Signature de l'entrée de Lionel PELUHET au capital à transmettre à la DNCCG avant : dnccg

guignol's band !

Illustration

Le CSP s'incline fort logiquement sans défense, sans fond de jeu offensif (79 -98) face à une belle équipe de Blois impliquée, talentueuse, jouant à fond pour obtenir son maintien.
Analyse.

Le CSP a été conforme à sa prestation vue à Bercy. Certains joueurs, fort sympathiques au demeurant, se sont foutus ouvertement de notre figure (club, public, supporters). Je pense à peu près à tout le monde tout en ayant un faible pour Kadji, tout en décontraction et en insouciance. Seuls Lang et Jones ont donné le change.
Face à une telle débandade, Beaublanc a sifflé. Ce n'est que justice. Ce soir tout a volé en éclat : les derniers espoirs d'une qualification, l'ère Massimo. Avec un album de Daniel Darc dans les oreilles, c'est déprime time.

EN COURSE POUR LES PLAY-OFFS ?

Le résultat de ce soir allait nous donner un début de réponse, sachant qu'on a autant les yeux rivés sur notre équipe que sur les rencontres des concurrents. Evidemment, notre bilan n'est pas des plus fameux. Contre-performances en série contre des mal classés, des équipes en plein doute même si gros matchs contre les deux équipes d'euroleague ainsi que contre les Métros à domicile pour les 30 ans du sacre suprême.

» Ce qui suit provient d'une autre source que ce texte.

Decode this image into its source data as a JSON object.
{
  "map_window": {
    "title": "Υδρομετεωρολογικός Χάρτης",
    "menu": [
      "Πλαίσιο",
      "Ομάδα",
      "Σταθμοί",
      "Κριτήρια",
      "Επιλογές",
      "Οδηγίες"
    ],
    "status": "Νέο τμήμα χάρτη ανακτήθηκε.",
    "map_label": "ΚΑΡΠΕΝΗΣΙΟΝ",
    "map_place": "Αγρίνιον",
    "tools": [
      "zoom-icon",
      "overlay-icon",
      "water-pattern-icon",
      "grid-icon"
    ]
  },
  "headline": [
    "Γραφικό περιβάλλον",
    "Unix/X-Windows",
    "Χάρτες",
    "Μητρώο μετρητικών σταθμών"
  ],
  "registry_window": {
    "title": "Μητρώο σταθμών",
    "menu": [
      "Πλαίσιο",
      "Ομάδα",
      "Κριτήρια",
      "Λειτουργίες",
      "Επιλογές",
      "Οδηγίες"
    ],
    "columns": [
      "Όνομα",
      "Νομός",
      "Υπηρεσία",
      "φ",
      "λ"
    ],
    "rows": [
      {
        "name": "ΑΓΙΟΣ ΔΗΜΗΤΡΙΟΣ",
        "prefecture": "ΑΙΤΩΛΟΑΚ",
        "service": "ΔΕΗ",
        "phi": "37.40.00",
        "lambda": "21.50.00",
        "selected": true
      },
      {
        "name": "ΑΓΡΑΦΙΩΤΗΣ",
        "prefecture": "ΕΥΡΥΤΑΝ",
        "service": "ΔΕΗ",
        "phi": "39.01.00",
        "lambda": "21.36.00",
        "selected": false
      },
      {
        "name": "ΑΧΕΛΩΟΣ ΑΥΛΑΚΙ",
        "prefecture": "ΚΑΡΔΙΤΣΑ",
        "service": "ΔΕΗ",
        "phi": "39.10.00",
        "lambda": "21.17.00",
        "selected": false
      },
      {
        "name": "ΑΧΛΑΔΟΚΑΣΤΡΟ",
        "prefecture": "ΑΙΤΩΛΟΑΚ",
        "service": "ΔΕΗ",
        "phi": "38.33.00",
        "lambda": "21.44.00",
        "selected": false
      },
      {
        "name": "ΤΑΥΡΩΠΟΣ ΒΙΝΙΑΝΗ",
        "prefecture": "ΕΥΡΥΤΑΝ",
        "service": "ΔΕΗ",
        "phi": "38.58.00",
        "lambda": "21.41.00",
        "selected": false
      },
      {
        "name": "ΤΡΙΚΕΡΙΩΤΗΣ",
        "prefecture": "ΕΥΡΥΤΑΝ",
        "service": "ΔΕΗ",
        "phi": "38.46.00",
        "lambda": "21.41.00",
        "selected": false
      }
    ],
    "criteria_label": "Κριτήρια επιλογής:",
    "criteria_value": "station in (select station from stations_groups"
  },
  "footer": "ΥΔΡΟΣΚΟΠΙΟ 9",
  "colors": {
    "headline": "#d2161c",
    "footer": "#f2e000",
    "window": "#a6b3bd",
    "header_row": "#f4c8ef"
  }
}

Cela dit, nos concurrents directs au top 8 sont tout aussi encalaminés que nous, notamment Strasbourg défait face à Fos et Roanne rattrapé par la guigne.
Encore aurait-il fallu que l'équipe ce soir à beaublanc confirme la prestation contre les métros. Juste avant la rencontre, on ne savait fichtrement rien du comportement de l'équipe. Si le CSP mettait de l'intensité des deux côtes du parquet, le CSP devait ramasser la mise. S'il est en réaction même en les accrochant, version à domicile contre Pau ou parodie de basket en première mi-temps à Bercy, la partie pouvait devenir ardue. Docteur CSP ou Mister Loose ?

C'EST DEAD !

Le non match du CSP est résumé dans les scores des quatre périodes toutes perdues : 17/25 ; 17/21 ; 20/23 et 19/25.
Le CSP a été dominé dans tous les compartiments du jeu : l'adresse, notamment à trois points : 10/24 contre 13/23. Belle réussite des visiteurs en confiance face à la défense poreuse des cerclistes qui les laisse inscrire 98 points.

L'équipe a également été archi dominée au rebond avec un secteur intérieur, soit peu inspiré avec Yeguete ; soit inexistant avec le très soft Kadji. Rodriguez a réussi l'un de ses plus mauvais matchs de la saison. Wojcie a raté tout ce qui pouvait l'être. Klassen en 9 minutes n'a rien montré alors que Graves n'est plus que le fantôme du bon joueur qu'il fut en début de saison.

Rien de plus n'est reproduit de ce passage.